STARS, SOCKS, AND SOCKETS

As I was writing this, a friend of mine, Gray Kochhar-Lindgren, a philosopher of culture who writes about golf and ghosts, sent me a link to an interview in which another friend of mine, a philosopher of religion and culture, Mark C. Taylor, following Blanchot and Jean Luc-Nancy, makes this statement regarding inter-relational knowledge: – let’s just call it that for lack of imagination right now – “what we have in common is that we have nothing in common.” Taylor’s point is that whatever knowledge is disseminated by academics in whatever form, and with whatever degree of certainty – though he advocates for the dissolution of old-fashioned fetishism with peer reviewed articles and the like that no one reads – should enhance people’s ability to pose questions and produce ideas precisely across disciplines, and also along the lines of what is not given unto ourselves to know.
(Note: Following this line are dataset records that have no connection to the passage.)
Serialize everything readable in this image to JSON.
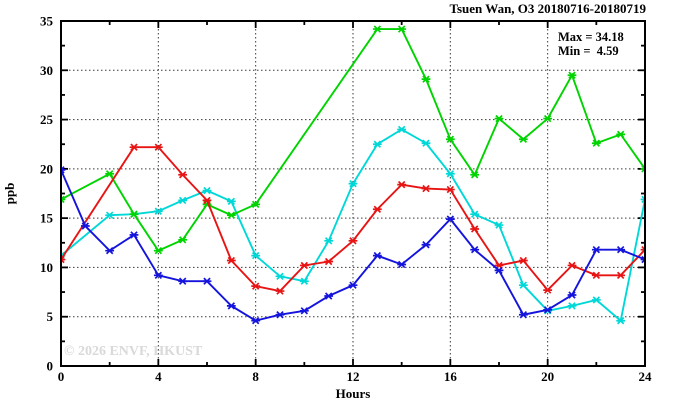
{
  "title": "Tsuen Wan, O3 20180716-20180719",
  "annotation": {
    "max_label": "Max = 34.18",
    "min_label": "Min =  4.59"
  },
  "watermark": "© 2026 ENVF, HKUST",
  "chart_data": {
    "type": "line",
    "title": "Tsuen Wan, O3 20180716-20180719",
    "xlabel": "Hours",
    "ylabel": "ppb",
    "xlim": [
      0,
      24
    ],
    "ylim": [
      0,
      35
    ],
    "x_major_ticks": [
      0,
      4,
      8,
      12,
      16,
      20,
      24
    ],
    "x_minor_step": 2,
    "y_major_ticks": [
      0,
      5,
      10,
      15,
      20,
      25,
      30,
      35
    ],
    "y_minor_step": 2.5,
    "grid": "dotted lines at major ticks",
    "legend_position": "none",
    "stat_max": 34.18,
    "stat_min": 4.59,
    "x": [
      0,
      1,
      2,
      3,
      4,
      5,
      6,
      7,
      8,
      9,
      10,
      11,
      12,
      13,
      14,
      15,
      16,
      17,
      18,
      19,
      20,
      21,
      22,
      23,
      24
    ],
    "series": [
      {
        "name": "cyan-series",
        "color": "#00d8d8",
        "values": [
          11.2,
          null,
          15.3,
          15.4,
          15.7,
          16.8,
          17.8,
          16.7,
          11.2,
          9.1,
          8.6,
          12.7,
          18.5,
          22.5,
          24.0,
          22.6,
          19.5,
          15.4,
          14.3,
          8.2,
          5.6,
          6.1,
          6.7,
          4.59,
          16.9
        ]
      },
      {
        "name": "green-series",
        "color": "#00d400",
        "values": [
          16.9,
          null,
          19.5,
          15.4,
          11.7,
          12.8,
          16.4,
          15.3,
          16.4,
          null,
          null,
          null,
          null,
          34.18,
          34.18,
          29.1,
          23.0,
          19.4,
          25.1,
          23.0,
          25.1,
          29.5,
          22.6,
          23.5,
          20.0
        ]
      },
      {
        "name": "red-series",
        "color": "#e81414",
        "values": [
          10.8,
          null,
          null,
          22.2,
          22.2,
          19.4,
          16.8,
          10.7,
          8.1,
          7.6,
          10.2,
          10.6,
          12.7,
          15.9,
          18.4,
          18.0,
          17.9,
          13.9,
          10.2,
          10.7,
          7.7,
          10.2,
          9.2,
          9.2,
          11.8
        ]
      },
      {
        "name": "blue-series",
        "color": "#1414dd",
        "values": [
          19.9,
          14.2,
          11.7,
          13.3,
          9.2,
          8.6,
          8.6,
          6.1,
          4.6,
          5.2,
          5.6,
          7.1,
          8.2,
          11.2,
          10.3,
          12.3,
          14.9,
          11.8,
          9.7,
          5.2,
          5.7,
          7.2,
          11.8,
          11.8,
          10.8
        ]
      }
    ]
  }
}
Taylor wrote many books in which he tackles the question of faith in relation to both certainty and uncertainty. Now I wonder if Vincent is thinking of the same. As with cosmic vibrations, I sense that someone is following someone else. Faithfully. Some stepping into others’ footprints (material or immaterial, as the case may be) is going on. I wonder what socks Vincent is wearing. Or what socket he is plugged into right now.